Endlich wieder Mittelklasse!

Einige Jahre lang gab es von BMW kaum etwas zu hören im Bereich der nackten und heiss umkämpften Mittelklasse. Dies soll sich mit Einführung der neuen BMW F 900 R nun aber ändern, und zwar gehörig. Das bayrische Nakedbike soll das Vorgängermodell und selbst die Konkurrenz in Sachen Performance alt aussehen lassen. Kamerakind Schaaf hat während der Fahrpräsentation für euch herausgefunden, wozu der Roadster wirklich fähig ist.

Um die 100 PS, rund 200 kg schwer und schön knackig abgestimmt.

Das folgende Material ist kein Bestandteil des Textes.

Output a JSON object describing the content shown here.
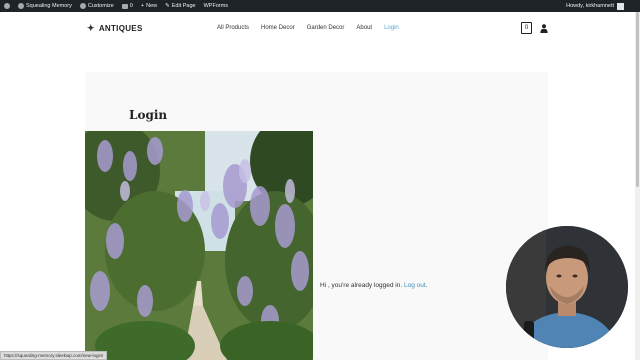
{
  "adminbar": {
    "site_name": "Squealing Memory",
    "customize": "Customize",
    "comments_count": "0",
    "new": "New",
    "edit_page": "Edit Page",
    "wpforms": "WPForms",
    "howdy": "Howdy, kirkhamnett"
  },
  "header": {
    "logo_text": "ANTIQUES",
    "nav": [
      "All Products",
      "Home Decor",
      "Garden Decor",
      "About",
      "Login"
    ],
    "active_nav": "Login",
    "cart_count": "0"
  },
  "main": {
    "title": "Login",
    "message_prefix": "Hi , you're already logged in.",
    "logout_link": "Log out",
    "message_suffix": "."
  },
  "status_url": "https://squealing-memory.sleekwp.com/new-login/",
  "colors": {
    "adminbar_bg": "#1d2327",
    "active_link": "#5aa7d6",
    "logout_link": "#3d8fbf"
  }
}
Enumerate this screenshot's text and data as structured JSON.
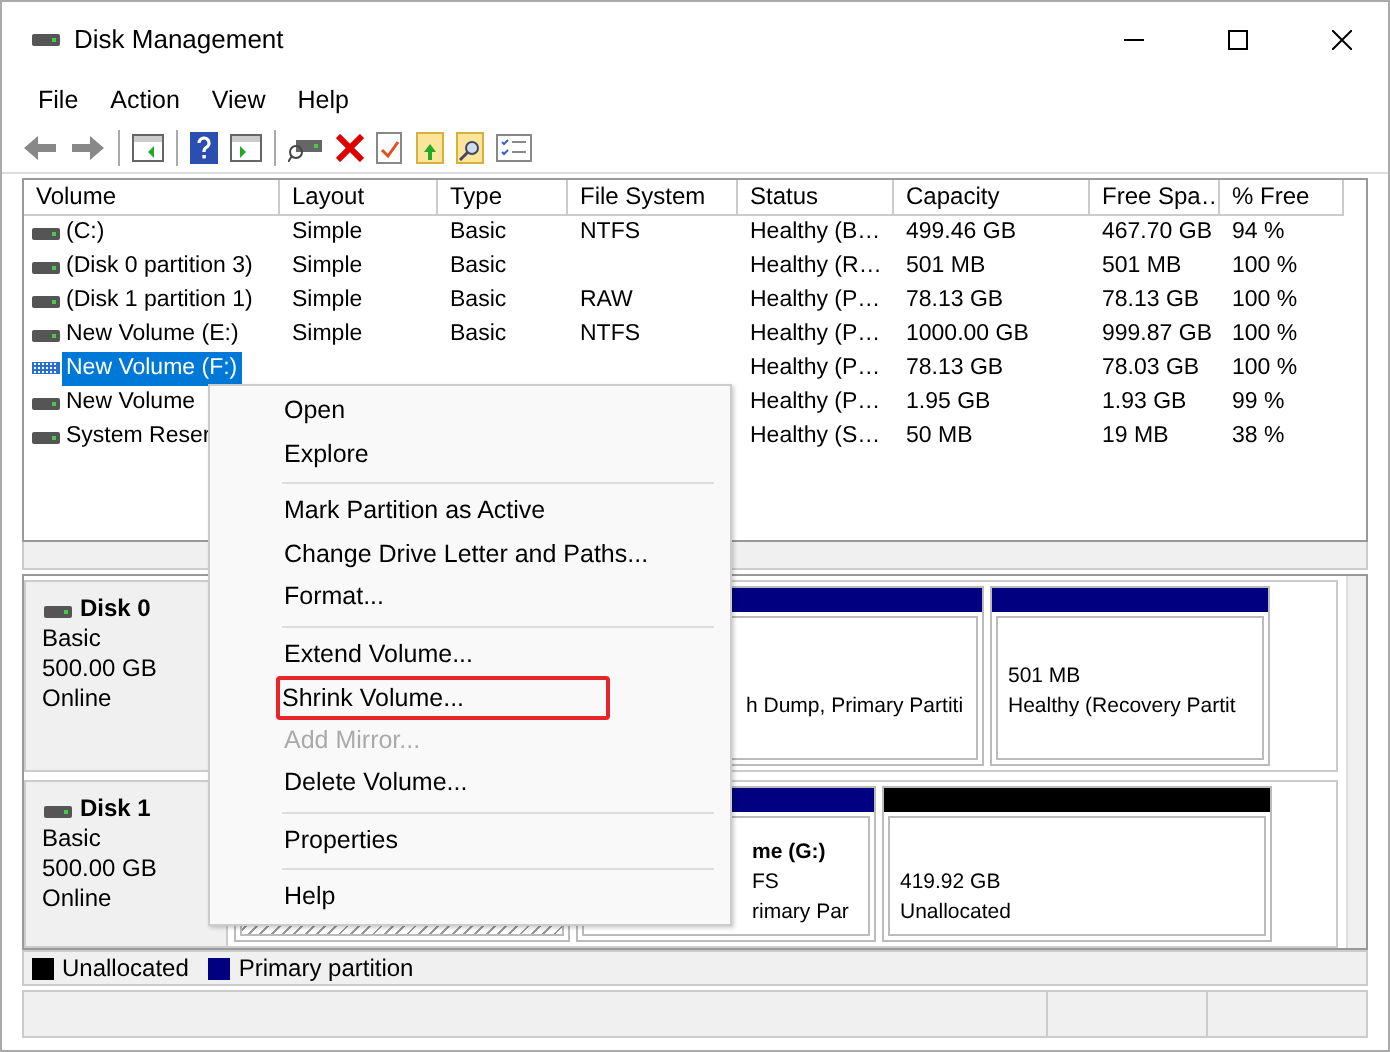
{
  "window": {
    "title": "Disk Management"
  },
  "menu_bar": [
    "File",
    "Action",
    "View",
    "Help"
  ],
  "volumes": {
    "columns": [
      "Volume",
      "Layout",
      "Type",
      "File System",
      "Status",
      "Capacity",
      "Free Spa…",
      "% Free"
    ],
    "rows": [
      {
        "selected": false,
        "cells": [
          "(C:)",
          "Simple",
          "Basic",
          "NTFS",
          "Healthy (B…",
          "499.46 GB",
          "467.70 GB",
          "94 %"
        ]
      },
      {
        "selected": false,
        "cells": [
          "(Disk 0 partition 3)",
          "Simple",
          "Basic",
          "",
          "Healthy (R…",
          "501 MB",
          "501 MB",
          "100 %"
        ]
      },
      {
        "selected": false,
        "cells": [
          "(Disk 1 partition 1)",
          "Simple",
          "Basic",
          "RAW",
          "Healthy (P…",
          "78.13 GB",
          "78.13 GB",
          "100 %"
        ]
      },
      {
        "selected": false,
        "cells": [
          "New Volume (E:)",
          "Simple",
          "Basic",
          "NTFS",
          "Healthy (P…",
          "1000.00 GB",
          "999.87 GB",
          "100 %"
        ]
      },
      {
        "selected": true,
        "cells": [
          "New Volume (F:)",
          "",
          "",
          "",
          "Healthy (P…",
          "78.13 GB",
          "78.03 GB",
          "100 %"
        ]
      },
      {
        "selected": false,
        "cells": [
          "New Volume",
          "",
          "",
          "",
          "Healthy (P…",
          "1.95 GB",
          "1.93 GB",
          "99 %"
        ]
      },
      {
        "selected": false,
        "cells": [
          "System Reser",
          "",
          "",
          "",
          "Healthy (S…",
          "50 MB",
          "19 MB",
          "38 %"
        ]
      }
    ]
  },
  "disks": [
    {
      "name": "Disk 0",
      "type": "Basic",
      "size": "500.00 GB",
      "state": "Online",
      "partitions": [
        {
          "color": "#000080",
          "selected": false,
          "lines": [
            "h Dump, Primary Partiti"
          ]
        },
        {
          "color": "#000080",
          "selected": false,
          "lines": [
            "501 MB",
            "Healthy (Recovery Partit"
          ]
        }
      ]
    },
    {
      "name": "Disk 1",
      "type": "Basic",
      "size": "500.00 GB",
      "state": "Online",
      "partitions": [
        {
          "selected": true
        },
        {
          "color": "#000080",
          "selected": false,
          "lines": [
            "**me  (G:)**",
            "FS",
            "rimary Par"
          ]
        },
        {
          "color": "#000000",
          "selected": false,
          "lines": [
            "419.92 GB",
            "Unallocated"
          ]
        }
      ]
    }
  ],
  "legend": [
    {
      "label": "Unallocated",
      "color": "#000000"
    },
    {
      "label": "Primary partition",
      "color": "#000080"
    }
  ],
  "context_menu": [
    {
      "kind": "item",
      "label": "Open",
      "disabled": false,
      "highlighted": false
    },
    {
      "kind": "item",
      "label": "Explore",
      "disabled": false,
      "highlighted": false
    },
    {
      "kind": "separator"
    },
    {
      "kind": "item",
      "label": "Mark Partition as Active",
      "disabled": false,
      "highlighted": false
    },
    {
      "kind": "item",
      "label": "Change Drive Letter and Paths...",
      "disabled": false,
      "highlighted": false
    },
    {
      "kind": "item",
      "label": "Format...",
      "disabled": false,
      "highlighted": false
    },
    {
      "kind": "separator"
    },
    {
      "kind": "item",
      "label": "Extend Volume...",
      "disabled": false,
      "highlighted": false
    },
    {
      "kind": "item",
      "label": "Shrink Volume...",
      "disabled": false,
      "highlighted": true
    },
    {
      "kind": "item",
      "label": "Add Mirror...",
      "disabled": true,
      "highlighted": false
    },
    {
      "kind": "item",
      "label": "Delete Volume...",
      "disabled": false,
      "highlighted": false
    },
    {
      "kind": "separator"
    },
    {
      "kind": "item",
      "label": "Properties",
      "disabled": false,
      "highlighted": false
    },
    {
      "kind": "separator"
    },
    {
      "kind": "item",
      "label": "Help",
      "disabled": false,
      "highlighted": false
    }
  ]
}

Viel mehr braucht es in Wahrheit nicht für das allergrösste Vergnügen auf kurvigen Landstrassen. Für viele von uns stellt es sogar den Idealfall fürs unbeschwerte Kurvenräubern dar. Ich jedenfalls teile diese Ansicht. Natürlich ist gewaltig viel Leistung etwas Wunderbares. Weniger wunderbar jedoch sind die Geschwindigkeitsbereiche, in welche man sich mit einem kurzen Dreh am Gasgriff eines solchen PS-Monsters hineinkatapultieren kann. Und zwar im Nullkommanichts. Auf diesen Raketen geht es für mich oft nicht mehr um das reine Fahrvergnügen. Viel mehr ist es ein Kampf zwischen dem Need for Speed und meiner sicherlich ausbaufähigen Vernunft. Genau aus diesem Grund sind die weniger starken Zweiräder in der Lage, in mir für weitaus grössere und unbeschwertere Endorphinausschüttung zu sorgen. Und auf dem Papier sieht die BMW F 900 R eigentlich mehr oder weniger exakt nach einem solchen Freuden- und Adrenalinspender aus!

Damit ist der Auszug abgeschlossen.